Nel caso del trio lodigiano Warmblood, mi trovo ad ascoltare una brutal/melodic death metal band che si presenta per la seconda volta sul mercato discografico (il disco in questione “Timor Mortis” è il loro secondo full-lenght) con una proposta musicale, non bizzarra, ma piuttosto inusuale per il tipo di mentalità che dimostrano di avere. Davide (chitarra), Elena (batteria) e Giacarlo(chitarra e voce) si prodigano in un mix di brutalità splatter made in USA e melodicità di stampo scandinavo che formalmente non ha "caute" ma che purtroppo nel suo complesso evidenzia numerose lacune sia stilistiche che compositive.

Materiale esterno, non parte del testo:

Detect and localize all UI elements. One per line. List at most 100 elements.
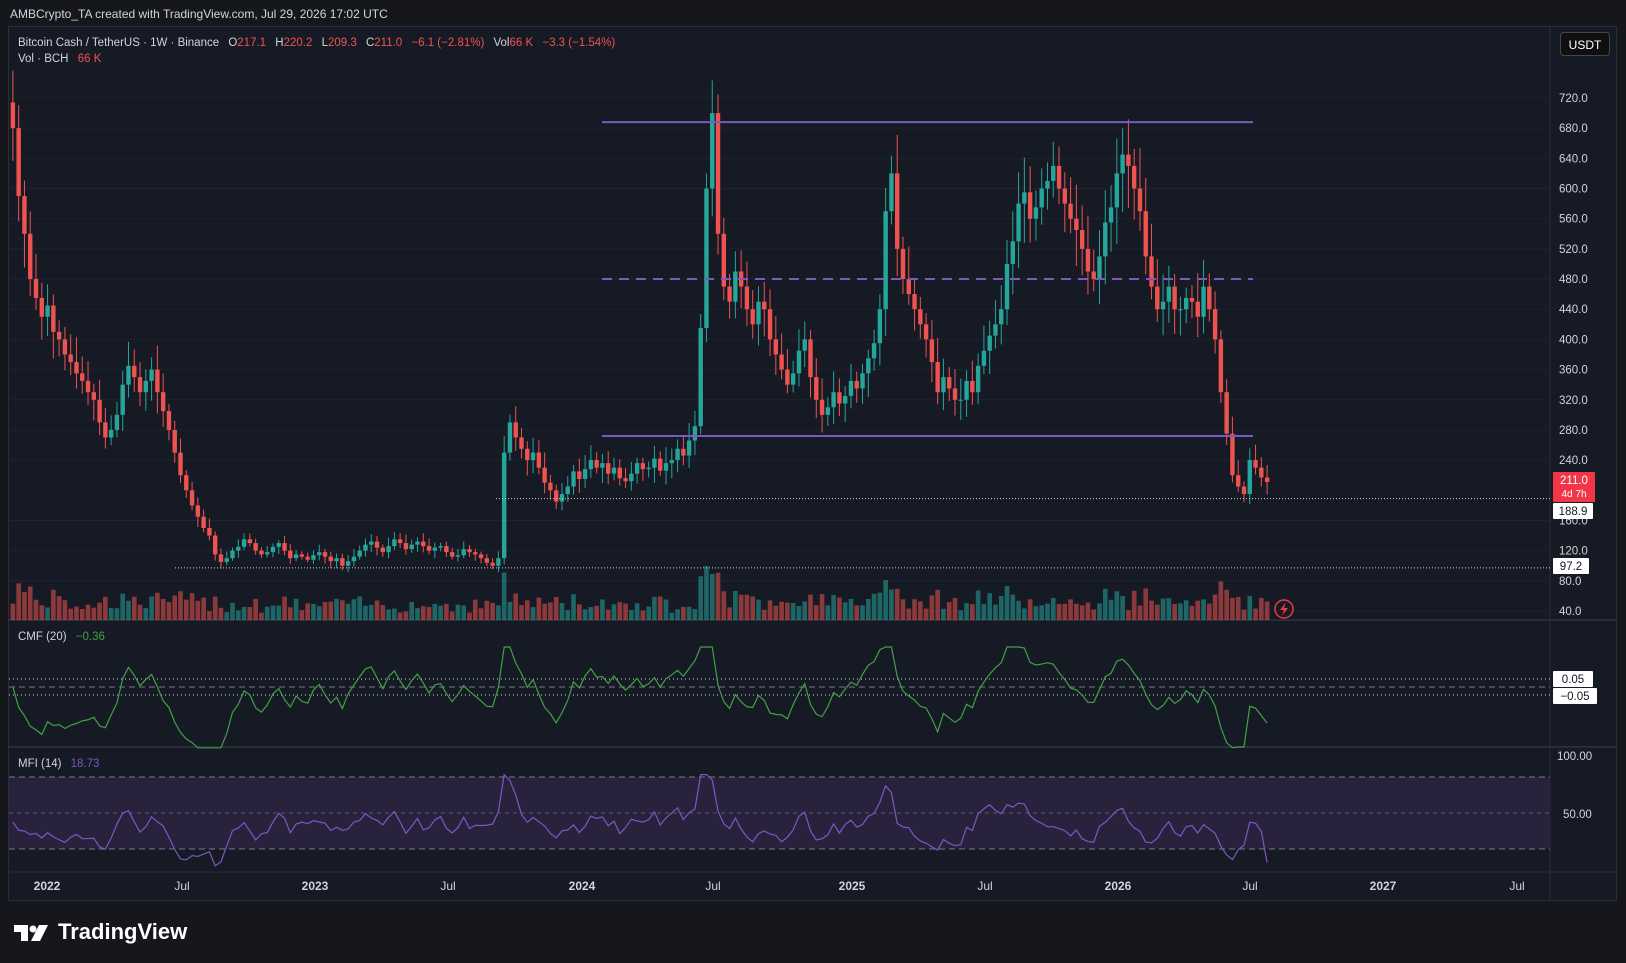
price-tick-label: 480.0: [1559, 274, 1588, 286]
volume-bar: [709, 573, 715, 620]
candle-body: [484, 558, 490, 563]
candle-body: [762, 301, 767, 310]
volume-bar: [455, 604, 461, 620]
time-tick-label: Jul: [174, 879, 189, 893]
candle-body: [1201, 286, 1206, 317]
candle-body: [282, 543, 287, 551]
volume-bar: [842, 602, 848, 620]
candle-body: [1155, 286, 1160, 310]
candle-body: [1264, 477, 1270, 482]
volume-bar: [923, 608, 929, 620]
candle-body: [634, 463, 640, 474]
volume-bar: [519, 605, 524, 620]
candle-body: [704, 188, 709, 329]
candle-body: [392, 539, 397, 547]
volume-bar: [790, 603, 796, 620]
cmf-level-tags[interactable]: 0.05 −0.05: [1553, 671, 1597, 704]
time-tick-label: 2024: [569, 879, 596, 893]
legend-open: 217.1: [237, 37, 266, 49]
volume-bar: [33, 599, 39, 620]
price-tick-label: 80.0: [1559, 576, 1581, 588]
candle-body: [883, 211, 888, 310]
svg-text:Bitcoin Cash / TetherUS · 1W ·: Bitcoin Cash / TetherUS · 1W · Binance O…: [18, 37, 615, 49]
candle-body: [74, 362, 79, 374]
volume-bar: [1259, 597, 1264, 620]
candle-body: [247, 539, 253, 544]
candle-body: [987, 335, 992, 351]
volume-bar: [74, 606, 79, 620]
chart-frame[interactable]: [8, 26, 1617, 901]
candle-body: [432, 547, 438, 551]
candle-body: [184, 475, 189, 491]
range-levels: [175, 121, 1550, 569]
candle-body: [900, 248, 906, 280]
footer: [0, 901, 1626, 963]
volume-bars: [10, 566, 1270, 620]
mfi-axis[interactable]: 100.00 50.00: [1557, 751, 1592, 821]
time-tick-label: Jul: [1509, 879, 1524, 893]
current-price-tag[interactable]: 211.0 4d 7h: [1553, 472, 1595, 502]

L' intero concept di questo “Timor Mortis” è dedicato un po' a tutto il periodo horror del maestro del gore Lucio Fulci; ed è forse per questa volontà atta ad omaggiare che i tre di Lodi uniscono alle loro radici swedish un involucro coriaceo fatto di pura violenza gratuita “stars and stripe”. Questa profonda riverenza a tinte splatter presenta però dei buchi a livello compositivo causati dalla mancanza di un bassista di peso nella formazione (la band ne è totalmente sprovvista), quest'assenza grava più sull' incisività della loro musica che sulla qualità, la band per tutti i 40 minuti dà convincenti dimostrazioni delle proprie capacità alla quali però manca sempre quel piglio vincente. In merito a quanto detto, il disco e le sonorità in esso contenute non riescono a fare il tanto agognato salto di qualità.
Purtroppo non mi sento di promuovere il disco a pieni voti; i Warmblood, alla luce di aver voluto sposare melodicità e nichilismo, dovrebbero curare con maggior attenzione tutti quei passaggi che vanno a concludersi o con degli assoli o con parti strumentali troppo lunghe che, concepite come lo sono adesso, risultano all'orecchio troppo artificiose e sembrano dimostrare una confusione generale che la band non credo abbia.